Só tinha um jeito de Flávia parar com aquilo… Fui obrigada a confessar:

– Eu quero encontrar a Sunny. Pronto. Satisfeita?

Ela riu:

– Por hora é o suficiente. Te ligo quando estiver saindo daqui. Tchau.

Desligou antes que eu pudesse responder:

– Tchau.

Entrei no pub atrás de Flávia, procurando Sunny com os olhos. Ainda não a tinha avistado quando paramos na mesa de Lu e Ive. Cumprimentei-as rapidamente. Flávia sentou, eu permaneci de pé, alheia a conversa, olhando em volta até encontrar o que buscava. E lá estava ela… Dançando no meio da pista ao som de “Riding with the King” (Eric Clapton e B. B. King), mais maravilhosa do que nunca, na verdade parecia… Quase magnética. Eu não era a única que achava, obviamente… Não foi difícil perceber alguns olhares famintos em volta. Venci a distância entre nós rapidamente. Cheguei por trás e soprei baixo, bem pertinho do ouvido de Sunny:

– Oi, linda…

Ela parou de dançar e se virou sorrindo:

– Camila! – Me cumprimentou encostando o rosto no meu… Sussurrou num tom provocante: – Que surpresa…

Segurei-a pela cintura, afastei o rosto e a olhei nos olhos:

– Boa ou ruim?

Ela voltou a sorrir… Soltou-se e se afastou… Me olhou de cima a baixo, avaliando e aprovando:

– Ótima… Como sempre…

Sorri de volta:

– Posso te pagar uma bebida?

– Quem sabe mais tarde?

Foi a resposta dela antes de fechar os olhos e voltar a se mover no ritmo da música, com uma sensualidade que me deixou hipnotizada… À muito custo contive a vontade que senti de puxá-la para mim… Ao invés disso acompanhei-a… Seguindo a mesma cadência… Tentei aproximar meu corpo do dela, mas Sunny se afastou. Abriu os olhos e, sem parar de dançar, me olhou profundamente… Manteve a distância física… Mas era como se estivesse me tocando… O calor entre nós aumentando, me deixando excitadíssima… A música terminou… Ela se aproximou e sussurrou:

– Pode ser agora…

Sorriu… De um jeito que me confundiu:

– Hein?

O sorriso dela aumentou… Estava… Rindo de mim…

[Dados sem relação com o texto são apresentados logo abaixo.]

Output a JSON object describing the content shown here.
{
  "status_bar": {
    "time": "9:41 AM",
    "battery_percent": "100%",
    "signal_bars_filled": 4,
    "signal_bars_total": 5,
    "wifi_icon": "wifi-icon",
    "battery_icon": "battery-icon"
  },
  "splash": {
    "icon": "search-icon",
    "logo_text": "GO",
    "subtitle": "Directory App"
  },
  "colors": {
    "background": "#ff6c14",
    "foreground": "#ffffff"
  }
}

– A bebida. – me pegou pela mão: – Vem…

Me deixei conduzir… Os olhos fixos no andar requebrado delicioso na minha frente… Tudo que eu queria era…

– O quê?

Perguntei, assim que percebi que Sunny esperava minha resposta… Para uma pergunta que eu não tinha absolutamente ouvido…

Ela repetiu:

– Blue Margarita?

Concordei:

– Sim… Principalmente se tiver o mesmo efeito da última…

Dessa vez sorrimos juntas… Uma para a outra… As recordações me atingindo com uma intensidade incrível… Até ela falar:

– Hoje não vai dar… Eu já te disse…

A chegada dos drinks nos interrompeu. Sunny se virou para pegá-los, mas a impedi:

– Deixa comigo.

– Não preci…

Nem a deixei terminar:

– Eu faço questão.

Entreguei minha comanda para o barman e ele marcou as duas bebidas. Ela deu de ombros:

– Já que insiste…

Peguei as duas taças, entreguei a dela, dei um gole na minha… Sunny sorveu o líquido azul olhando em volta… Chamei a atenção dela para mim:

– Por que não?

Não precisei explicar mais. Ela compreendeu perfeitamente a minha pergunta:

– Já tenho outra coisa marcada…

Nem pensei em tentar disfarçar a minha vontade dela… Era absoluta:

– E é inadiável?

Me olhou rapidamente, parecendo achar graça:

– Tô esperando uma pessoa. – Deu mais um gole, dessa vez com o olhar fixo em algo… Na verdade eu sabia que em alguém… Atrás de mim. Antes que eu pudesse descobrir quem, Sunny me estendeu a taça: – Segura?

Fiz o que me pediu. Ela se virou e se afastou, caminhando direto para uma loira que tinha acabado de entrar… As duas se abraçaram, roçando as faces… Ela sussurrou algo no ouvido da outra, que sorriu e pegou-a pela mão… Tentou puxá-la em direção à porta, mas Sunny a parou… Mostrou a comanda, indicou o caixa… A loira assentiu e a acompanhou… Ficou esperando, quase grudada atrás dela, segurando-a pela cintura… Sunny pagou e guiou a loira até à saída… Antes de cruzá-la me olhou… Levantou a mão perto do rosto, fazendo um sinal de “me liga!”, me soprou um beijo e…

Retirou-se.

E eu…

Fiquei ali parada, com as duas bebidas na mão, enquanto a música que tocava naquele momento – “Rock and Roll” (Led Zeppelin) – me atingia…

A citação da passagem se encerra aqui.